Comme les acheteurs de nombreux marchés en surchauffe ont évité de mettre leur maison en vente pendant l’été, les chambres immobilières et les agents misent sur une augmentation de l’offre cet automne, même s’ils ne s’attendent pas à un très grand soulagement en raison des prix élevés.

L’ACI calcule maintenant que le prix moyen national des maisons devrait atteindre 680 000 $ cette année, en hausse de 19,9 % par rapport à l’année dernière. Ses prévisions précédentes, publiées en juin, annonçaient un prix moyen de près de 678 000 $ pour 2021.

Les ventes de maisons au Canada devraient chuter de 12,1 % pour se chiffrer à environ 577 000 en 2022, estime l’ACI, tandis que les prix devraient augmenter de 5,6 % sur une base annuelle pour atteindre environ 718 000 $ l’année prochaine.

680 000$
C’est le prix moyen national que devraient atteindre les maisons cette année, en hausse de 19,9 % par rapport à l’an dernier.
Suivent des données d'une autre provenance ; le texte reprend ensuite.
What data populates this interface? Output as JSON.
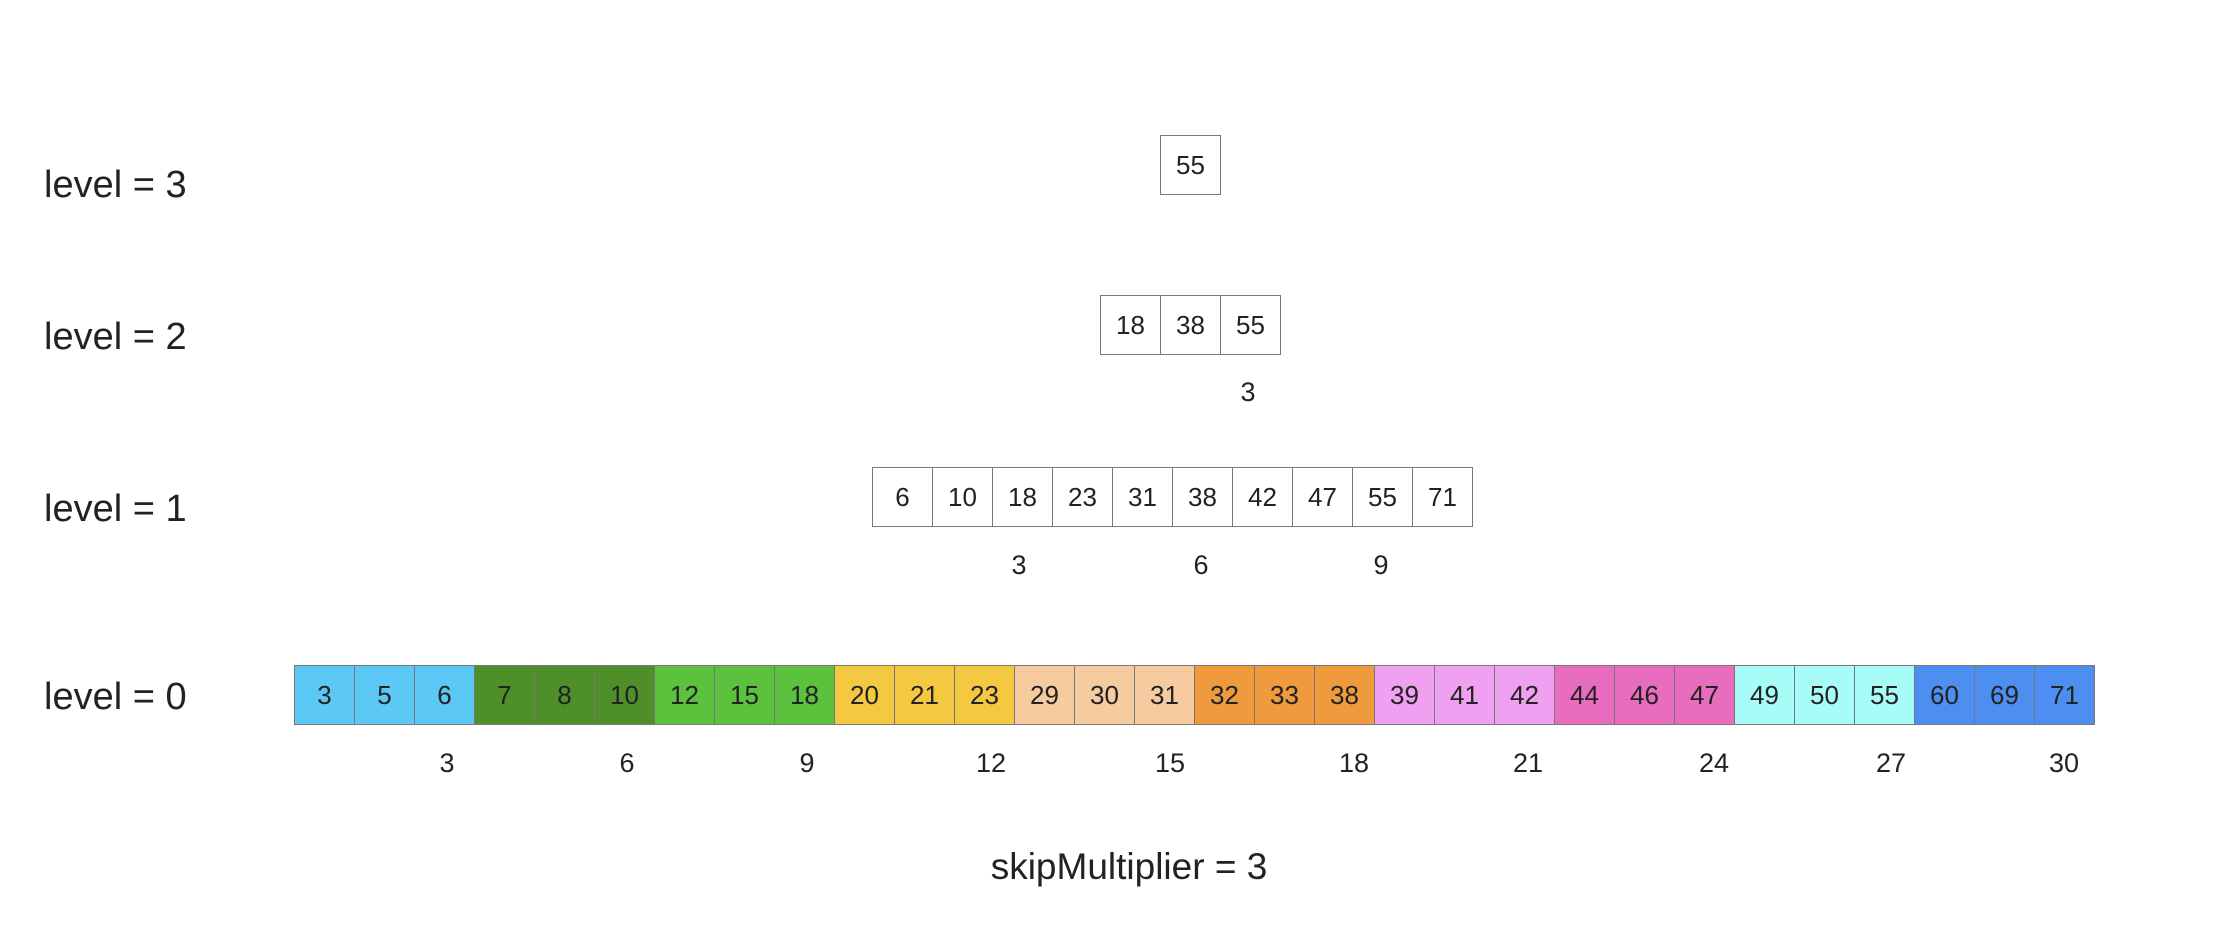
{
  "levels": [
    {
      "label": "level = 3",
      "values": [
        "55"
      ],
      "skips": []
    },
    {
      "label": "level = 2",
      "values": [
        "18",
        "38",
        "55"
      ],
      "skips": [
        "3"
      ]
    },
    {
      "label": "level = 1",
      "values": [
        "6",
        "10",
        "18",
        "23",
        "31",
        "38",
        "42",
        "47",
        "55",
        "71"
      ],
      "skips": [
        "3",
        "6",
        "9"
      ]
    },
    {
      "label": "level = 0",
      "values": [
        "3",
        "5",
        "6",
        "7",
        "8",
        "10",
        "12",
        "15",
        "18",
        "20",
        "21",
        "23",
        "29",
        "30",
        "31",
        "32",
        "33",
        "38",
        "39",
        "41",
        "42",
        "44",
        "46",
        "47",
        "49",
        "50",
        "55",
        "60",
        "69",
        "71"
      ],
      "skips": [
        "3",
        "6",
        "9",
        "12",
        "15",
        "18",
        "21",
        "24",
        "27",
        "30"
      ]
    }
  ],
  "group_colors": [
    "#5bc8f5",
    "#4f8f2a",
    "#5cc23e",
    "#f5c842",
    "#f7cba0",
    "#ef9a3c",
    "#f0a0f0",
    "#e86dbe",
    "#a8fcf8",
    "#4d8ff0"
  ],
  "caption": "skipMultiplier = 3"
}
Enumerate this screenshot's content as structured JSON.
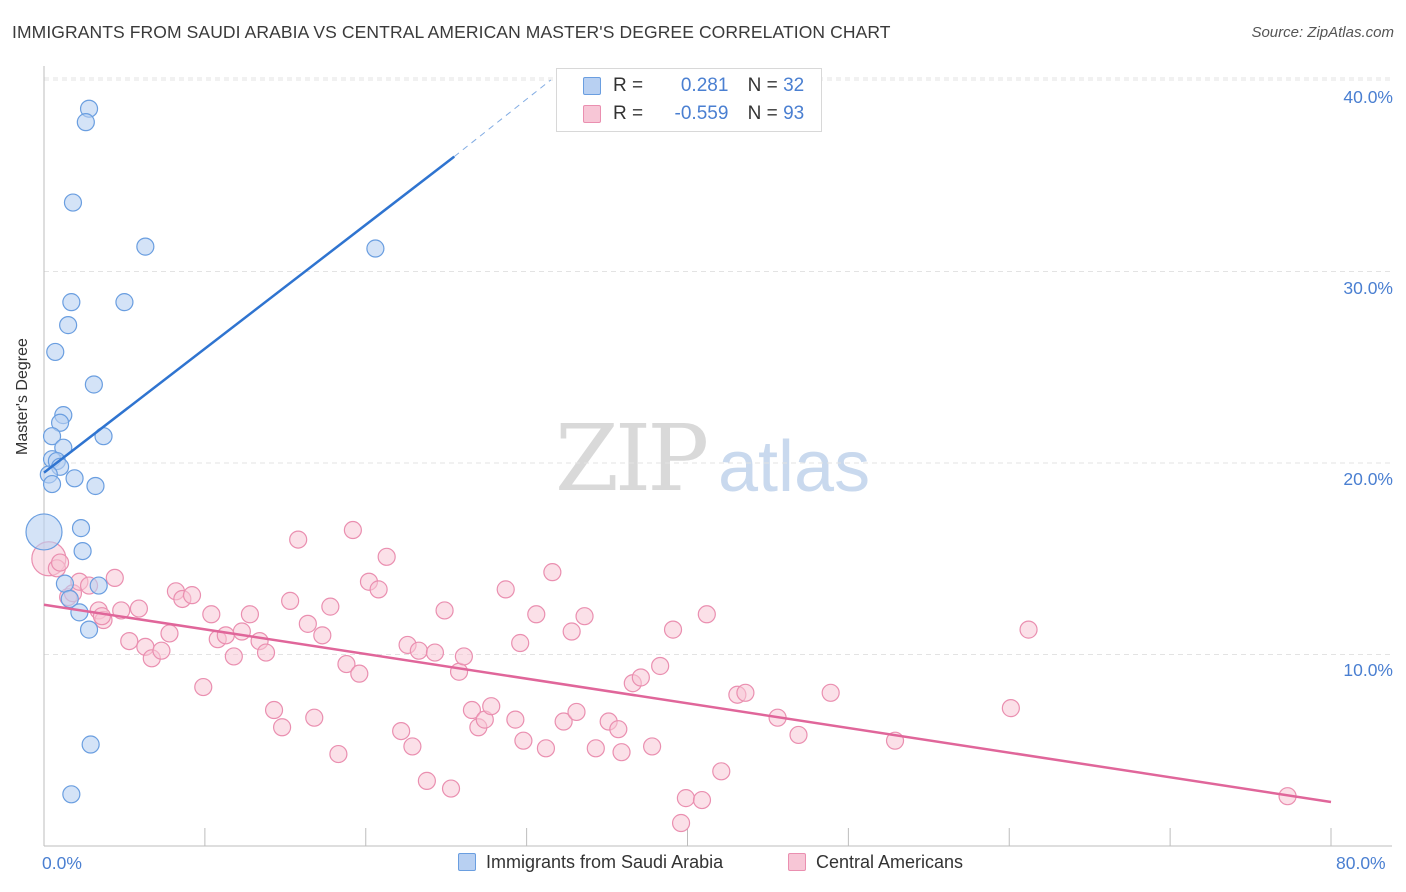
{
  "title": "IMMIGRANTS FROM SAUDI ARABIA VS CENTRAL AMERICAN MASTER'S DEGREE CORRELATION CHART",
  "source": "Source: ZipAtlas.com",
  "watermark": {
    "zip": "ZIP",
    "atlas": "atlas"
  },
  "legend_top": {
    "rows": [
      {
        "r_label": "R =",
        "r_value": "0.281",
        "n_label": "N =",
        "n_value": "32"
      },
      {
        "r_label": "R =",
        "r_value": "-0.559",
        "n_label": "N =",
        "n_value": "93"
      }
    ]
  },
  "legend_bottom": {
    "series1": "Immigrants from Saudi Arabia",
    "series2": "Central Americans"
  },
  "colors": {
    "blue_fill": "#b8d0f2",
    "blue_stroke": "#6a9ee0",
    "blue_line": "#2f74d0",
    "pink_fill": "#f7c6d6",
    "pink_stroke": "#ea8fb0",
    "pink_line": "#e0669a",
    "grid": "#e3e3e3",
    "tick_text": "#4a7fd1"
  },
  "chart_data": {
    "type": "scatter",
    "title": "IMMIGRANTS FROM SAUDI ARABIA VS CENTRAL AMERICAN MASTER'S DEGREE CORRELATION CHART",
    "xlabel": "",
    "ylabel": "Master's Degree",
    "xlim": [
      0,
      80
    ],
    "ylim": [
      0,
      41
    ],
    "x_tick_labels": [
      "0.0%",
      "80.0%"
    ],
    "y_ticks": [
      10,
      20,
      30,
      40
    ],
    "y_tick_labels": [
      "10.0%",
      "20.0%",
      "30.0%",
      "40.0%"
    ],
    "grid": true,
    "series": [
      {
        "name": "Immigrants from Saudi Arabia",
        "r": 0.281,
        "n": 32,
        "points": [
          [
            2.8,
            38.5
          ],
          [
            2.6,
            37.8
          ],
          [
            1.8,
            33.6
          ],
          [
            6.3,
            31.3
          ],
          [
            20.6,
            31.2
          ],
          [
            1.7,
            28.4
          ],
          [
            5.0,
            28.4
          ],
          [
            1.5,
            27.2
          ],
          [
            0.7,
            25.8
          ],
          [
            3.1,
            24.1
          ],
          [
            1.2,
            22.5
          ],
          [
            1.0,
            22.1
          ],
          [
            0.5,
            21.4
          ],
          [
            3.7,
            21.4
          ],
          [
            1.2,
            20.8
          ],
          [
            0.5,
            20.2
          ],
          [
            0.8,
            20.1
          ],
          [
            1.0,
            19.8
          ],
          [
            0.3,
            19.4
          ],
          [
            1.9,
            19.2
          ],
          [
            0.5,
            18.9
          ],
          [
            3.2,
            18.8
          ],
          [
            0.0,
            16.4
          ],
          [
            2.3,
            16.6
          ],
          [
            2.4,
            15.4
          ],
          [
            1.3,
            13.7
          ],
          [
            3.4,
            13.6
          ],
          [
            1.6,
            12.9
          ],
          [
            2.2,
            12.2
          ],
          [
            2.8,
            11.3
          ],
          [
            2.9,
            5.3
          ],
          [
            1.7,
            2.7
          ]
        ],
        "trend": {
          "x": [
            0,
            25.5
          ],
          "y": [
            19.5,
            36.0
          ],
          "dashed_to": [
            31.5,
            40.0
          ]
        }
      },
      {
        "name": "Central Americans",
        "r": -0.559,
        "n": 93,
        "points": [
          [
            0.3,
            15.0
          ],
          [
            0.8,
            14.5
          ],
          [
            1.5,
            13.0
          ],
          [
            1.8,
            13.2
          ],
          [
            2.2,
            13.8
          ],
          [
            2.8,
            13.6
          ],
          [
            3.4,
            12.3
          ],
          [
            3.7,
            11.8
          ],
          [
            4.4,
            14.0
          ],
          [
            4.8,
            12.3
          ],
          [
            5.3,
            10.7
          ],
          [
            5.9,
            12.4
          ],
          [
            6.3,
            10.4
          ],
          [
            6.7,
            9.8
          ],
          [
            7.3,
            10.2
          ],
          [
            7.8,
            11.1
          ],
          [
            8.2,
            13.3
          ],
          [
            8.6,
            12.9
          ],
          [
            9.2,
            13.1
          ],
          [
            9.9,
            8.3
          ],
          [
            10.4,
            12.1
          ],
          [
            10.8,
            10.8
          ],
          [
            11.3,
            11.0
          ],
          [
            11.8,
            9.9
          ],
          [
            12.3,
            11.2
          ],
          [
            12.8,
            12.1
          ],
          [
            13.4,
            10.7
          ],
          [
            13.8,
            10.1
          ],
          [
            14.3,
            7.1
          ],
          [
            14.8,
            6.2
          ],
          [
            15.3,
            12.8
          ],
          [
            15.8,
            16.0
          ],
          [
            16.4,
            11.6
          ],
          [
            16.8,
            6.7
          ],
          [
            17.3,
            11.0
          ],
          [
            17.8,
            12.5
          ],
          [
            18.3,
            4.8
          ],
          [
            18.8,
            9.5
          ],
          [
            19.2,
            16.5
          ],
          [
            19.6,
            9.0
          ],
          [
            20.2,
            13.8
          ],
          [
            20.8,
            13.4
          ],
          [
            21.3,
            15.1
          ],
          [
            22.2,
            6.0
          ],
          [
            22.6,
            10.5
          ],
          [
            22.9,
            5.2
          ],
          [
            23.3,
            10.2
          ],
          [
            23.8,
            3.4
          ],
          [
            24.3,
            10.1
          ],
          [
            24.9,
            12.3
          ],
          [
            25.3,
            3.0
          ],
          [
            25.8,
            9.1
          ],
          [
            26.1,
            9.9
          ],
          [
            26.6,
            7.1
          ],
          [
            27.0,
            6.2
          ],
          [
            27.4,
            6.6
          ],
          [
            27.8,
            7.3
          ],
          [
            28.7,
            13.4
          ],
          [
            29.3,
            6.6
          ],
          [
            29.6,
            10.6
          ],
          [
            29.8,
            5.5
          ],
          [
            30.6,
            12.1
          ],
          [
            31.2,
            5.1
          ],
          [
            31.6,
            14.3
          ],
          [
            32.3,
            6.5
          ],
          [
            32.8,
            11.2
          ],
          [
            33.1,
            7.0
          ],
          [
            33.6,
            12.0
          ],
          [
            34.3,
            5.1
          ],
          [
            35.1,
            6.5
          ],
          [
            35.7,
            6.1
          ],
          [
            35.9,
            4.9
          ],
          [
            36.6,
            8.5
          ],
          [
            37.1,
            8.8
          ],
          [
            37.8,
            5.2
          ],
          [
            38.3,
            9.4
          ],
          [
            39.1,
            11.3
          ],
          [
            39.6,
            1.2
          ],
          [
            39.9,
            2.5
          ],
          [
            40.9,
            2.4
          ],
          [
            41.2,
            12.1
          ],
          [
            42.1,
            3.9
          ],
          [
            43.1,
            7.9
          ],
          [
            43.6,
            8.0
          ],
          [
            45.6,
            6.7
          ],
          [
            46.9,
            5.8
          ],
          [
            48.9,
            8.0
          ],
          [
            52.9,
            5.5
          ],
          [
            60.1,
            7.2
          ],
          [
            61.2,
            11.3
          ],
          [
            77.3,
            2.6
          ],
          [
            1.0,
            14.8
          ],
          [
            3.6,
            12.0
          ]
        ],
        "trend": {
          "x": [
            0,
            80
          ],
          "y": [
            12.6,
            2.3
          ]
        }
      }
    ]
  }
}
Hausse du prix moyen en août

 

En marge de ses nouvelles prévisions, l’ACI dévoilait mercredi ses données sur le marché pour le mois d’août, qui ont montré un prix moyen de 680 815 $, en hausse par rapport à celui de 669 654 $ du mois de juillet.

Les ventes de maisons d’un mois à l’autre ont légèrement reculé de 0,5 % pour atteindre 48 379, en données désaisonnalisées, comparativement à 48 624 en juillet. Sur une base annuelle, les ventes de maisons se sont chiffrées le mois dernier à 50 876, en données non désaisonnalisées, en baisse de 14 % par rapport aux 59 172 transactions du mois d’août 2020.

Avant la pandémie

 

L’économiste Robert Kavcic, de BMO Marchés des capitaux, a souligné dans une note aux investisseurs que ces chiffres indiquaient que les ventes étaient maintenant en baisse de 28 % par rapport aux sommets atteints plus tôt dans l’année, mais qu’elles avaient grimpé d’environ 20 % par rapport à celles de 2019, soit avant la pandémie.

« En d’autres termes, les conditions extrêmes qui ont suscité beaucoup d’inquiétude dans les cercles politiques se sont amoindries, mais si ce n’était de cette explosion de folie, nous écririons toujours sur les niveaux d’activité record d’aujourd’hui », a-t-il écrit.

12,1%
C’est la chute prévue des ventes d’habitations au Canada, qui devraient se chiffrer à environ 577 000 $ en 2022, estime l’ACI.

L’ACI a souligné que les nouvelles inscriptions se dénombraient à 66 830 sur une base désaisonnalisée en août, en hausse de 1,2 % par rapport aux 66 026 nouvelles inscriptions de juillet. Sur une base non désaisonnalisée, elles ont chuté de plus de 22 % à 63 631 le mois dernier, contre 81 808 il y a un an.

M. Kavcic a interprété ces chiffres comme un signe que « des conditions difficiles subsistent dans la plus grande partie du pays, mais qu’une certaine variabilité commence à se manifester à nouveau ».

L’économiste a noté que 17 des 26 principaux marchés suivis par l’ACI avaient vu leurs ventes diminuer en août, bien que tous, sauf six, affichent une baisse par rapport aux niveaux de l’année dernière.